The predictive performance of CLint,u,AO from human liver cytosol and S9 were comparable, with gmfe of 5.6 (n = 16) and 5.0 (n = 11), respectively. The observed and predicted CLint,u,AO in human liver cytosols and human liver S9 were weakly correlated with R2 of 0.28 and 0.37, respectively. A majority of compounds were underpredicted using data from human liver cytosols and human liver S9, with CLint,u,AO overpredicted for only one (different) compound in each dataset, by 1.6- and 2.4-fold, respectively. The corresponding underpredictions in these systems were up to 29- and 18-fold, respectively. The arithmetic mean±SD (range) of L-O-O gmfe values in human liver cytosol and S9 datasets was 5.6±0.4 (5.1–6.1) and 5.0±0.5 (4.4–5.7), respectively (Fig. 3). The predictive performance of CLint,u,AO using human liver cytosols and S9 was dependent on the fmAO estimates with associated uncertainty.

Considering the general lack of measured fucyt in the database, assumption of fucyt of 1 was explored as alternative approach to predicted fucyt from microsomal data and to evaluate sensitivity of fucyt toward IVIVE performance.
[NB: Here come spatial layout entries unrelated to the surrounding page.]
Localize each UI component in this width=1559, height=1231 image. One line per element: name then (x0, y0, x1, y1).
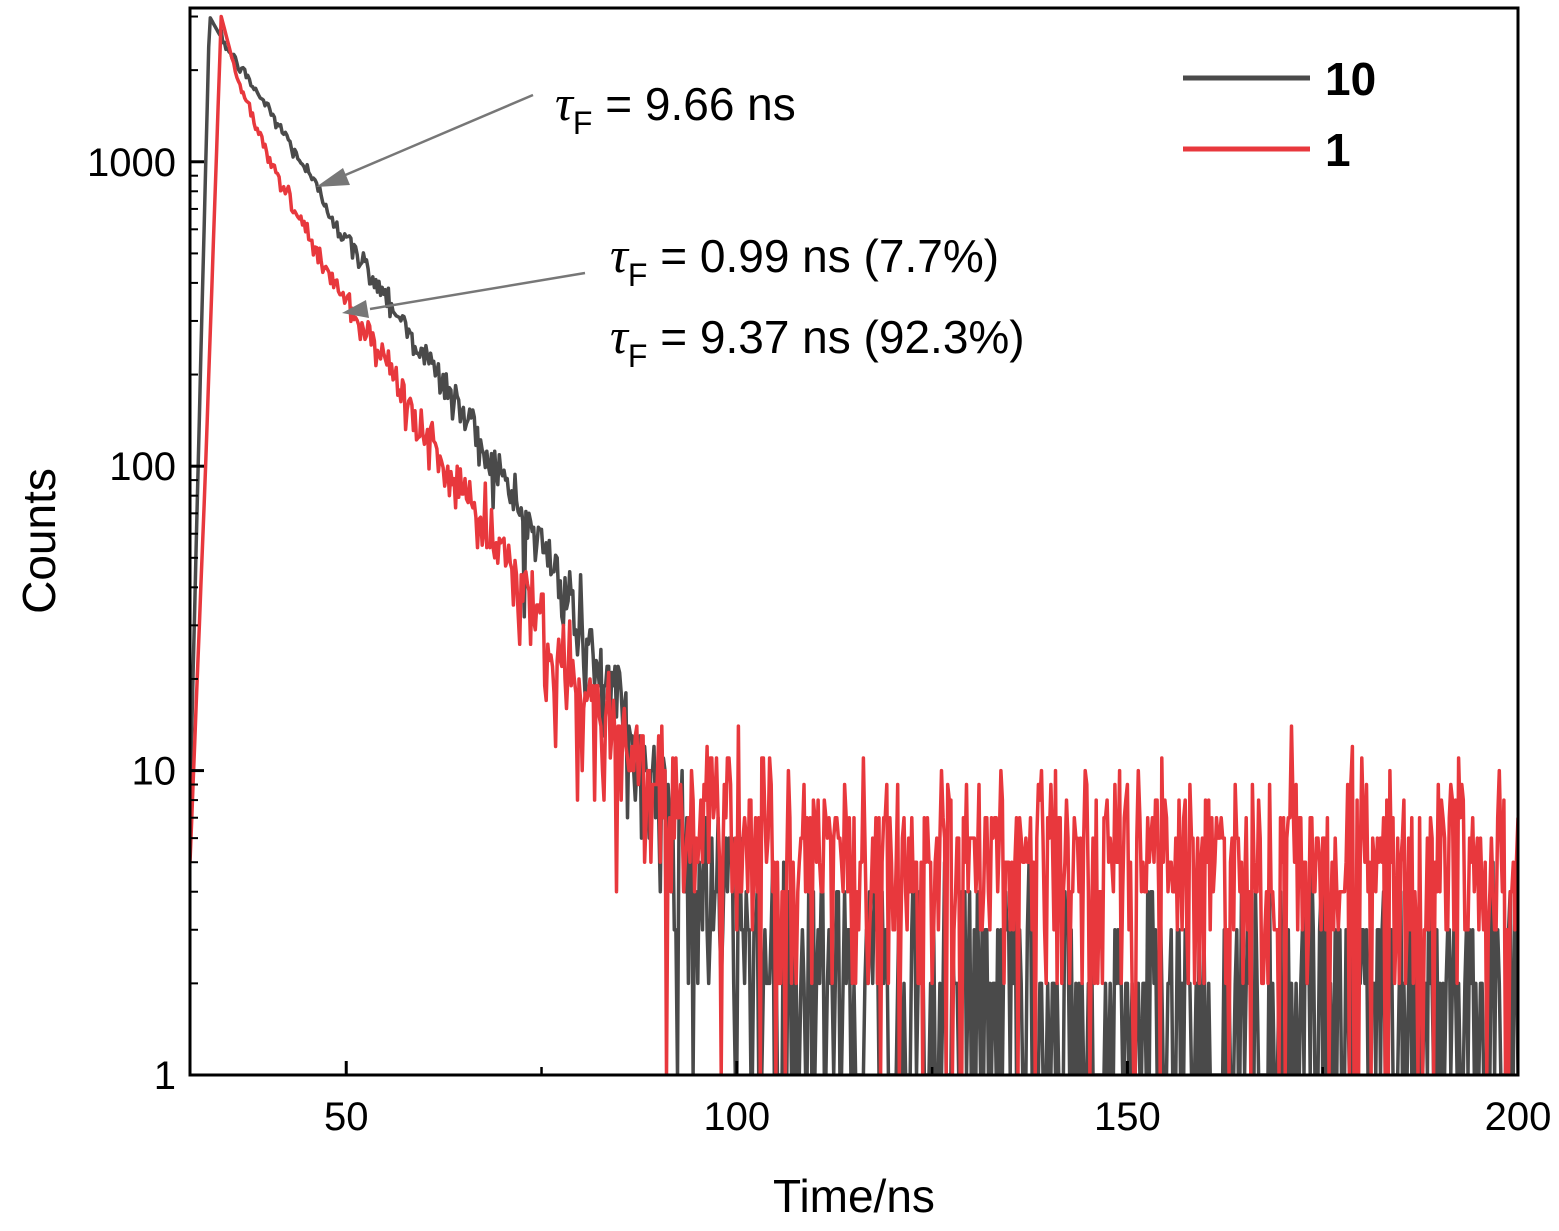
annotation-tau-1b: τF = 9.37 ns (92.3%) (610, 308, 1025, 374)
x-tick-label: 150 (1094, 1095, 1161, 1139)
legend-label-1: 1 (1325, 124, 1351, 176)
tau-subscript: F (628, 338, 648, 374)
legend: 10 1 (1183, 53, 1376, 176)
annotation-tau-10: τF = 9.66 ns (555, 75, 796, 141)
tau-symbol: τ (555, 75, 575, 131)
tau-subscript: F (573, 105, 593, 141)
plot-frame (188, 6, 1520, 1077)
y-tick-label: 1000 (87, 141, 176, 185)
annotation-value: = 0.99 ns (7.7%) (647, 230, 999, 282)
arrow-head-10 (316, 168, 350, 187)
y-tick-label: 100 (109, 445, 176, 489)
tau-subscript: F (628, 257, 648, 293)
annotation-arrows (316, 93, 586, 318)
x-tick-label: 50 (324, 1095, 369, 1139)
arrow-line-1 (369, 271, 586, 311)
y-tick-label: 1 (154, 1054, 176, 1098)
arrow-line-10 (342, 93, 534, 178)
annotation-value: = 9.66 ns (592, 78, 795, 130)
x-tick-label: 200 (1485, 1095, 1552, 1139)
arrow-head-1 (342, 300, 369, 318)
tau-symbol: τ (610, 308, 630, 364)
y-tick-label: 10 (132, 750, 177, 794)
tick-layer: 50 100 150 200 1 10 100 1000 (87, 15, 1552, 1139)
x-axis-title: Time/ns (773, 1170, 935, 1222)
tau-symbol: τ (610, 227, 630, 283)
annotation-tau-1a: τF = 0.99 ns (7.7%) (610, 227, 999, 293)
y-axis-title: Counts (13, 468, 65, 614)
series-layer (190, 14, 1518, 1075)
annotation-value: = 9.37 ns (92.3%) (647, 311, 1024, 363)
x-tick-label: 100 (703, 1095, 770, 1139)
series-line-1 (190, 14, 1518, 1075)
legend-label-10: 10 (1325, 53, 1376, 105)
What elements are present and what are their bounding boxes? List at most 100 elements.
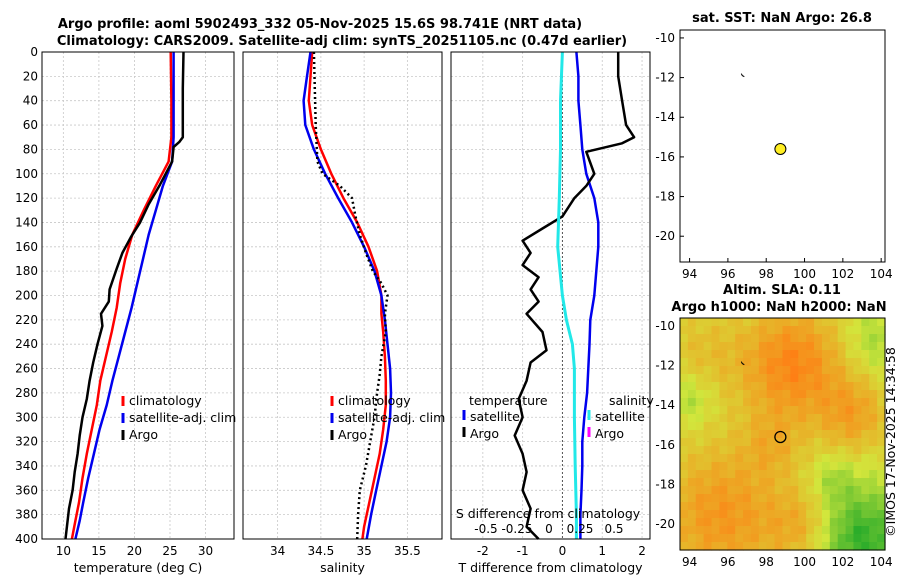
sla-cell — [750, 334, 760, 343]
sla-cell — [774, 374, 784, 383]
sla-cell — [782, 454, 791, 463]
sla-cell — [727, 534, 736, 543]
sla-cell — [703, 334, 713, 343]
sla-cell — [869, 414, 878, 423]
sla-cell — [735, 390, 744, 399]
sla-cell — [861, 518, 870, 527]
sla-cell — [766, 454, 776, 463]
sla-cell — [735, 534, 744, 543]
sla-cell — [774, 406, 784, 415]
sla-cell — [829, 438, 839, 447]
sla-cell — [821, 398, 831, 407]
sla_map-xtick-label: 102 — [831, 555, 854, 569]
sla-cell — [845, 446, 855, 455]
salinity-xlabel: salinity — [320, 560, 365, 575]
sla-cell — [861, 502, 870, 511]
sla-cell — [798, 470, 807, 479]
sla-cell — [680, 342, 689, 351]
sla_map-ytick-label: -10 — [655, 319, 675, 333]
sla-cell — [806, 534, 815, 543]
sla-cell — [719, 438, 728, 447]
sla-cell — [782, 526, 791, 535]
sla-cell — [766, 398, 776, 407]
sla-cell — [837, 446, 847, 455]
legend-label: Argo — [595, 426, 624, 441]
sla-cell — [743, 422, 752, 431]
sla-cell — [821, 366, 831, 375]
sla_map-xtick-label: 98 — [759, 555, 774, 569]
sla-cell — [782, 358, 791, 367]
sla-cell — [687, 470, 697, 479]
sla-cell — [695, 350, 705, 359]
sla-cell — [750, 382, 760, 391]
sla-cell — [814, 382, 823, 391]
sst_map-ytick-label: -18 — [655, 190, 675, 204]
sla-cell — [782, 486, 791, 495]
depth-tick-label: 160 — [15, 240, 38, 254]
sla-cell — [814, 470, 823, 479]
sla-cell — [790, 526, 799, 535]
sla-cell — [750, 502, 760, 511]
sla-cell — [790, 518, 799, 527]
legend-label: climatology — [129, 393, 202, 408]
sla-cell — [750, 390, 760, 399]
sla-cell — [790, 350, 799, 359]
sla_map-ytick-label: -16 — [655, 438, 675, 452]
sla-cell — [798, 430, 807, 439]
sla-cell — [766, 382, 776, 391]
sla-cell — [711, 518, 721, 527]
sla-cell — [790, 374, 799, 383]
sla-cell — [806, 454, 815, 463]
sla-cell — [687, 494, 697, 503]
sla-cell — [711, 478, 721, 487]
sla-cell — [727, 510, 736, 519]
legend-label: climatology — [338, 393, 411, 408]
sla-cell — [837, 454, 847, 463]
sla-cell — [680, 414, 689, 423]
sla-cell — [680, 334, 689, 343]
sla-cell — [869, 318, 878, 327]
sla-cell — [695, 406, 705, 415]
sla-cell — [829, 518, 839, 527]
sla-cell — [821, 406, 831, 415]
sla-cell — [782, 462, 791, 471]
sla-cell — [869, 430, 878, 439]
sla-cell — [695, 414, 705, 423]
sla-cell — [790, 366, 799, 375]
sla-cell — [750, 422, 760, 431]
sla-cell — [790, 510, 799, 519]
sla-cell — [821, 422, 831, 431]
sla-cell — [798, 366, 807, 375]
sla-cell — [829, 430, 839, 439]
sla-cell — [727, 414, 736, 423]
sla-cell — [735, 414, 744, 423]
sla-cell — [829, 470, 839, 479]
sla-cell — [758, 494, 768, 503]
sla-cell — [727, 526, 736, 535]
sla-cell — [743, 382, 752, 391]
sla-cell — [687, 454, 697, 463]
sla-cell — [735, 438, 744, 447]
sla-cell — [806, 470, 815, 479]
sla-cell — [711, 326, 721, 335]
sla-cell — [711, 462, 721, 471]
sla-cell — [837, 334, 847, 343]
sla-cell — [711, 526, 721, 535]
sla-cell — [861, 446, 870, 455]
sla-cell — [837, 470, 847, 479]
sla-cell — [814, 334, 823, 343]
sla-cell — [877, 374, 886, 383]
sla-cell — [735, 542, 744, 551]
sla-cell — [806, 526, 815, 535]
sla-cell — [814, 342, 823, 351]
sla-cell — [829, 454, 839, 463]
depth-tick-label: 20 — [23, 69, 38, 83]
sla-cell — [687, 422, 697, 431]
sla-cell — [735, 406, 744, 415]
sla-cell — [727, 478, 736, 487]
sla-cell — [877, 350, 886, 359]
sla-cell — [853, 526, 862, 535]
sla-cell — [837, 542, 847, 551]
sla-cell — [845, 430, 855, 439]
sla-cell — [743, 406, 752, 415]
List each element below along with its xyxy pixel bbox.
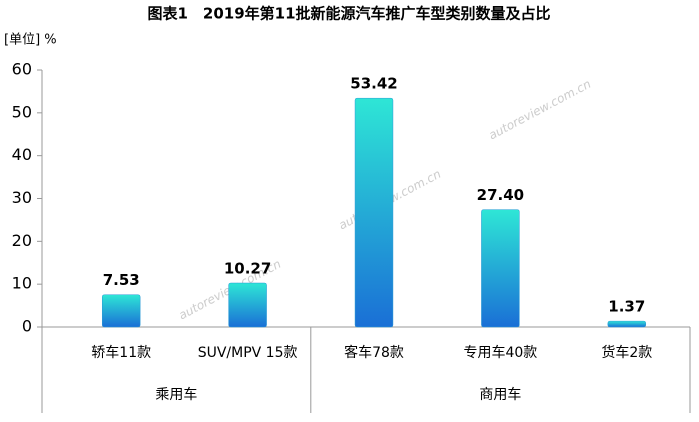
y-tick-label: 50 <box>12 102 32 121</box>
x-tick-label: SUV/MPV 15款 <box>198 345 298 361</box>
data-label: 27.40 <box>477 186 524 204</box>
data-label: 7.53 <box>103 271 140 289</box>
chart-title: 图表1 2019年第11批新能源汽车推广车型类别数量及占比 <box>147 5 550 23</box>
x-tick-label: 专用车40款 <box>463 344 537 361</box>
group-label: 乘用车 <box>155 386 197 403</box>
y-tick-label: 10 <box>12 274 32 293</box>
data-label: 1.37 <box>608 298 645 316</box>
bar <box>607 320 647 328</box>
bar <box>101 294 141 328</box>
x-tick-label: 货车2款 <box>601 344 652 361</box>
data-label: 53.42 <box>350 75 397 93</box>
y-tick-label: 40 <box>12 145 32 164</box>
bar <box>481 209 520 328</box>
x-tick-label: 轿车11款 <box>91 344 151 361</box>
bar <box>228 282 267 328</box>
y-axis-label: [单位] % <box>4 33 57 48</box>
data-label: 10.27 <box>224 260 271 278</box>
y-tick-label: 30 <box>12 188 32 207</box>
x-tick-label: 客车78款 <box>344 344 404 361</box>
y-tick-label: 60 <box>12 60 32 79</box>
group-label: 商用车 <box>479 386 521 403</box>
y-tick-label: 0 <box>22 317 32 336</box>
y-tick-label: 20 <box>12 231 32 250</box>
watermark: autoreview.com.cn <box>486 77 593 143</box>
bar <box>354 97 394 328</box>
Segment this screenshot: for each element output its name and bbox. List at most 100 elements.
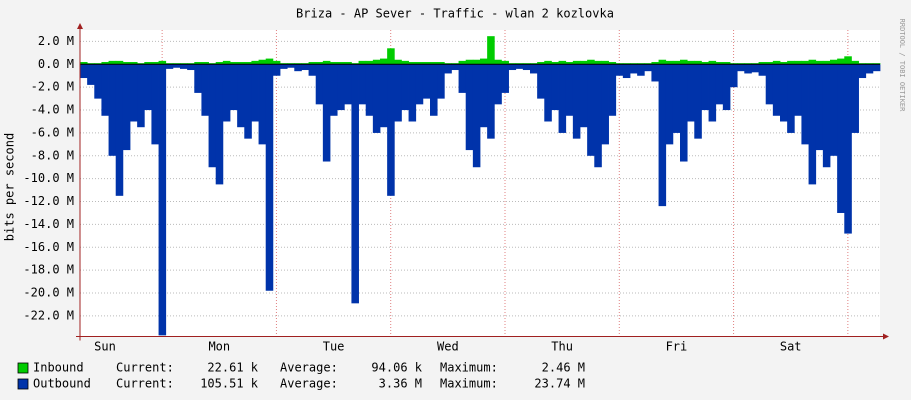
area-step — [172, 63, 181, 65]
x-tick-label: Mon — [208, 340, 230, 354]
area-step — [144, 64, 152, 111]
legend-label: Outbound — [33, 377, 91, 391]
area-step — [201, 62, 209, 65]
area-step — [780, 64, 788, 122]
area-step — [751, 63, 759, 65]
area-step — [601, 60, 609, 65]
y-tick-label: -20.0 M — [23, 286, 74, 300]
area-step — [730, 63, 738, 65]
area-step — [544, 64, 552, 122]
area-step — [651, 62, 659, 65]
area-step — [437, 64, 445, 99]
area-step — [472, 59, 481, 65]
area-step — [551, 64, 559, 111]
area-step — [237, 64, 245, 128]
area-step — [830, 59, 838, 65]
stat-label: Average: — [280, 361, 338, 375]
area-step — [180, 63, 188, 65]
area-step — [451, 63, 459, 65]
area-step — [651, 64, 659, 82]
area-step — [872, 63, 881, 65]
stat-label: Current: — [116, 361, 174, 375]
area-step — [515, 64, 524, 69]
area-step — [115, 60, 124, 65]
area-step — [608, 64, 617, 116]
area-step — [644, 63, 652, 65]
area-step — [294, 63, 302, 65]
area-step — [565, 62, 574, 65]
area-step — [637, 63, 645, 65]
area-step — [387, 48, 395, 65]
legend-label: Inbound — [33, 361, 84, 375]
area-step — [394, 59, 402, 65]
area-step — [822, 60, 831, 65]
area-step — [672, 64, 681, 133]
area-step — [172, 64, 181, 68]
area-step — [765, 64, 774, 105]
y-tick-label: -6.0 M — [31, 125, 74, 139]
stat-value: 94.06 k — [371, 361, 422, 375]
x-tick-label: Tue — [323, 340, 345, 354]
area-step — [665, 60, 674, 65]
area-step — [708, 60, 717, 65]
area-step — [851, 60, 859, 65]
y-tick-label: -16.0 M — [23, 240, 74, 254]
area-step — [301, 64, 309, 71]
area-step — [87, 64, 95, 85]
area-step — [672, 60, 681, 65]
y-axis-label: bits per second — [3, 133, 17, 241]
area-step — [287, 63, 295, 65]
stat-label: Maximum: — [440, 361, 498, 375]
area-step — [108, 64, 117, 156]
area-step — [422, 64, 431, 99]
area-step — [751, 64, 759, 73]
area-step — [208, 63, 217, 65]
area-step — [530, 63, 538, 65]
area-step — [694, 64, 702, 139]
area-step — [544, 60, 552, 65]
x-tick-label: Sat — [780, 340, 802, 354]
watermark: RRDTOOL / TOBI OETIKER — [898, 19, 906, 113]
area-step — [780, 62, 788, 65]
area-step — [744, 64, 752, 74]
area-step — [122, 62, 131, 65]
stat-label: Current: — [116, 377, 174, 391]
area-step — [658, 59, 667, 65]
area-step — [580, 64, 588, 128]
area-step — [715, 64, 724, 105]
area-step — [594, 64, 602, 168]
area-step — [837, 64, 845, 213]
area-step — [280, 64, 288, 69]
area-step — [415, 62, 424, 65]
area-step — [351, 64, 359, 304]
area-step — [415, 64, 424, 105]
area-step — [244, 64, 252, 139]
area-step — [115, 64, 124, 196]
area-step — [287, 64, 295, 68]
area-step — [765, 62, 774, 65]
area-step — [808, 59, 817, 65]
area-step — [401, 60, 409, 65]
area-step — [558, 64, 567, 133]
area-step — [251, 60, 259, 65]
area-step — [830, 64, 838, 156]
area-step — [465, 64, 474, 151]
y-tick-label: 0.0 M — [38, 57, 74, 71]
area-step — [430, 62, 438, 65]
area-step — [408, 62, 417, 65]
stat-value: 105.51 k — [200, 377, 259, 391]
area-step — [522, 63, 531, 65]
area-step — [194, 62, 202, 65]
area-step — [265, 64, 274, 291]
area-step — [94, 64, 102, 99]
area-step — [230, 62, 238, 65]
y-tick-label: -14.0 M — [23, 217, 74, 231]
y-tick-label: -12.0 M — [23, 194, 74, 208]
area-step — [122, 64, 131, 151]
area-step — [230, 64, 238, 111]
area-step — [108, 60, 117, 65]
area-step — [222, 60, 231, 65]
area-step — [565, 64, 574, 116]
area-step — [101, 64, 109, 116]
stat-value: 22.61 k — [207, 361, 258, 375]
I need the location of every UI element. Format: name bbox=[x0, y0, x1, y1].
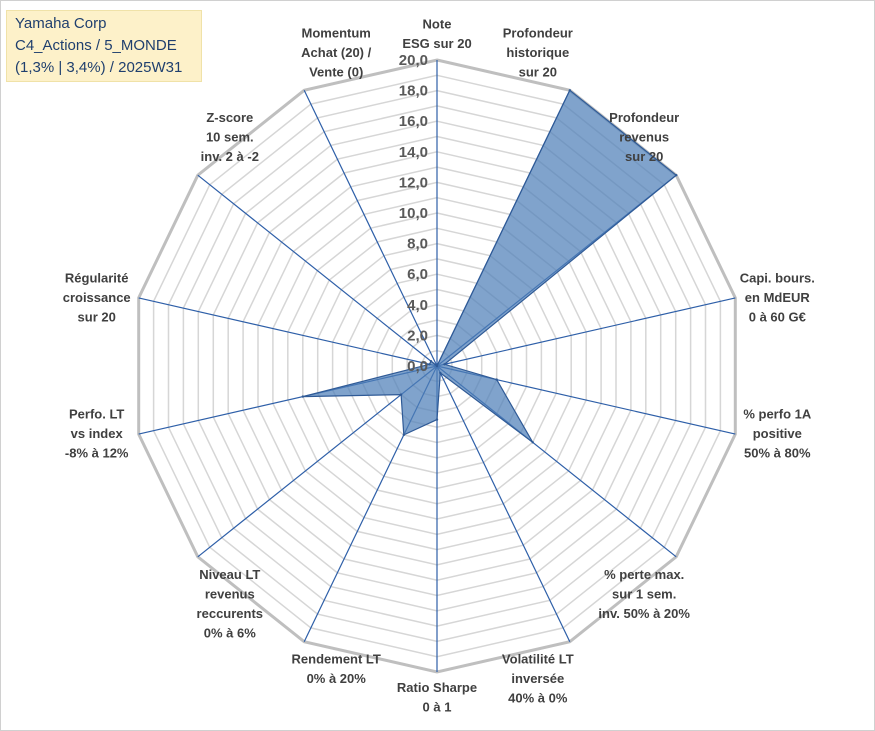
data-point bbox=[443, 363, 446, 366]
radar-tick-labels: 0,0 2,0 4,0 6,0 8,0 10,0 12,0 14,0 16,0 18,0 20,0 bbox=[399, 52, 428, 375]
title-line-category: C4_Actions / 5_MONDE bbox=[15, 37, 177, 54]
axis-label-line: historique bbox=[506, 45, 569, 60]
axis-label-line: % perte max. bbox=[604, 567, 684, 582]
axis-label: Profondeur revenus sur 20 bbox=[609, 110, 679, 164]
radar-series bbox=[301, 89, 678, 444]
axis-label-line: Perfo. LT bbox=[69, 407, 124, 422]
axis-spoke bbox=[197, 365, 438, 558]
data-point bbox=[495, 378, 498, 381]
radar-axis-labels: Note ESG sur 20 Profondeur historique sur 20… bbox=[63, 17, 815, 715]
axis-label: Niveau LT revenus reccurents 0% à 6% bbox=[197, 567, 263, 641]
data-point bbox=[439, 371, 442, 375]
axis-label: Volatilité LT inversée 40% à 0% bbox=[502, 652, 574, 706]
axis-label: Note ESG sur 20 bbox=[402, 17, 471, 52]
tick-label: 8,0 bbox=[407, 236, 428, 253]
axis-spoke bbox=[197, 174, 438, 367]
axis-label: Capi. bours. en MdEUR 0 à 60 G€ bbox=[740, 270, 815, 324]
axis-label-line: Z-score bbox=[206, 110, 253, 125]
axis-label-line: sur 20 bbox=[519, 64, 557, 79]
axis-label: % perfo 1A positive 50% à 80% bbox=[743, 407, 812, 461]
axis-label-line: Rendement LT bbox=[292, 652, 381, 667]
axis-label-line: Régularité bbox=[65, 270, 129, 285]
axis-spoke bbox=[436, 297, 736, 367]
axis-label-line: 0 à 60 G€ bbox=[749, 309, 806, 324]
axis-spoke bbox=[303, 90, 438, 367]
axis-label-line: Volatilité LT bbox=[502, 652, 574, 667]
axis-label-line: Note bbox=[423, 17, 452, 32]
axis-label-line: inv. 50% à 20% bbox=[598, 606, 690, 621]
data-point bbox=[531, 441, 534, 444]
axis-spoke bbox=[138, 297, 438, 367]
axis-label-line: -8% à 12% bbox=[65, 446, 129, 461]
axis-label: Profondeur historique sur 20 bbox=[503, 25, 573, 79]
series-area bbox=[302, 89, 678, 443]
chart-title-box: Yamaha Corp C4_Actions / 5_MONDE (1,3% |… bbox=[6, 10, 202, 82]
axis-label-line: Momentum bbox=[302, 25, 371, 40]
data-point bbox=[428, 363, 431, 366]
tick-label: 0,0 bbox=[407, 358, 428, 375]
axis-label-line: croissance bbox=[63, 290, 131, 305]
axis-label-line: Capi. bours. bbox=[740, 270, 815, 285]
axis-label-line: positive bbox=[753, 426, 802, 441]
axis-label-line: 50% à 80% bbox=[744, 446, 811, 461]
axis-label-line: % perfo 1A bbox=[743, 407, 812, 422]
data-point bbox=[399, 393, 403, 396]
axis-label: Z-score 10 sem. inv. 2 à -2 bbox=[201, 110, 259, 164]
axis-label-line: Profondeur bbox=[503, 25, 573, 40]
tick-label: 6,0 bbox=[407, 266, 428, 283]
data-point bbox=[675, 174, 678, 177]
axis-label-line: ESG sur 20 bbox=[402, 36, 471, 51]
data-point bbox=[435, 418, 439, 421]
tick-label: 2,0 bbox=[407, 327, 428, 344]
axis-label-line: Ratio Sharpe bbox=[397, 680, 477, 695]
axis-label-line: en MdEUR bbox=[745, 290, 811, 305]
axis-label-line: sur 20 bbox=[625, 149, 663, 164]
axis-spoke bbox=[436, 365, 571, 642]
axis-label-line: 0 à 1 bbox=[423, 700, 452, 715]
axis-label-line: 0% à 6% bbox=[204, 625, 256, 640]
axis-label: Ratio Sharpe 0 à 1 bbox=[397, 680, 477, 715]
axis-label: Momentum Achat (20) / Vente (0) bbox=[301, 25, 371, 79]
axis-label-line: revenus bbox=[205, 586, 255, 601]
axis-label-line: revenus bbox=[619, 130, 669, 145]
axis-label-line: inv. 2 à -2 bbox=[201, 149, 259, 164]
tick-label: 14,0 bbox=[399, 144, 428, 161]
tick-label: 12,0 bbox=[399, 174, 428, 191]
axis-label-line: inversée bbox=[511, 671, 564, 686]
title-line-period: (1,3% | 3,4%) / 2025W31 bbox=[15, 59, 183, 76]
axis-label-line: vs index bbox=[71, 426, 124, 441]
data-point bbox=[301, 395, 304, 398]
data-point bbox=[568, 89, 571, 92]
data-point bbox=[429, 360, 433, 363]
axis-label-line: Profondeur bbox=[609, 110, 679, 125]
axis-label-line: Vente (0) bbox=[309, 64, 363, 79]
axis-label: % perte max. sur 1 sem. inv. 50% à 20% bbox=[598, 567, 690, 621]
tick-label: 18,0 bbox=[399, 83, 428, 100]
tick-label: 10,0 bbox=[399, 205, 428, 222]
axis-label-line: Niveau LT bbox=[199, 567, 260, 582]
tick-label: 4,0 bbox=[407, 297, 428, 314]
axis-label-line: 0% à 20% bbox=[307, 671, 367, 686]
axis-label: Perfo. LT vs index -8% à 12% bbox=[65, 407, 129, 461]
tick-label: 20,0 bbox=[399, 52, 428, 69]
axis-label-line: sur 20 bbox=[78, 309, 116, 324]
axis-label: Régularité croissance sur 20 bbox=[63, 270, 131, 324]
tick-label: 16,0 bbox=[399, 113, 428, 130]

For most of the compounds, the impact of assuming fucyt of 1 on predicted CLint,u,AO was minimal. However, for highly protein bound compounds BIBX1382, lenvatinib, ziprasidone, and methotrexate predicted CLint,u,AO was twofold lower when assuming fucyt of 1 compared with using predicted fucyt from available fumic or logP/D data (Supplemental Fig. 1), causing an increase in gmfe to 7.7 (Fig. 3).

The predictive performance of all in vitro systems showed high variability between compounds, even when considering groups with similar observed CLint,u or CLint,u,AO. In human liver cytosols and S9, there was no clear trend between the observed CLint,u and the fold underprediction. Conversely, in the human hepatocyte dataset, the IVIVE performance improved with decreasing observed CLint,u. The gmfe of predictions including low (n = 3), medium (n = 10), and high clearance (n = 6) compounds were 3.4, 7.6, and 30, respectively. For the high clearance group, predictive performance was still the worst [gmfe of 10.4 (n = 4)] even after excluding the two outliers with the highest fold underprediction (FK3453 and LuAF09535). The extent of underprediction of CLint,u in human hepatocytes increased with higher fmAO. The gmfe of predictions for low, medium, and high fmAO compounds were 6.1- (n = 5), 10.5- (n = 6), and 14.2-fold (n = 8), respectively. However, when the two outlier compounds (FK3453 and LuAF09535) were excluded, the gmfe was 5.4 (n = 6) for high fmAO compounds.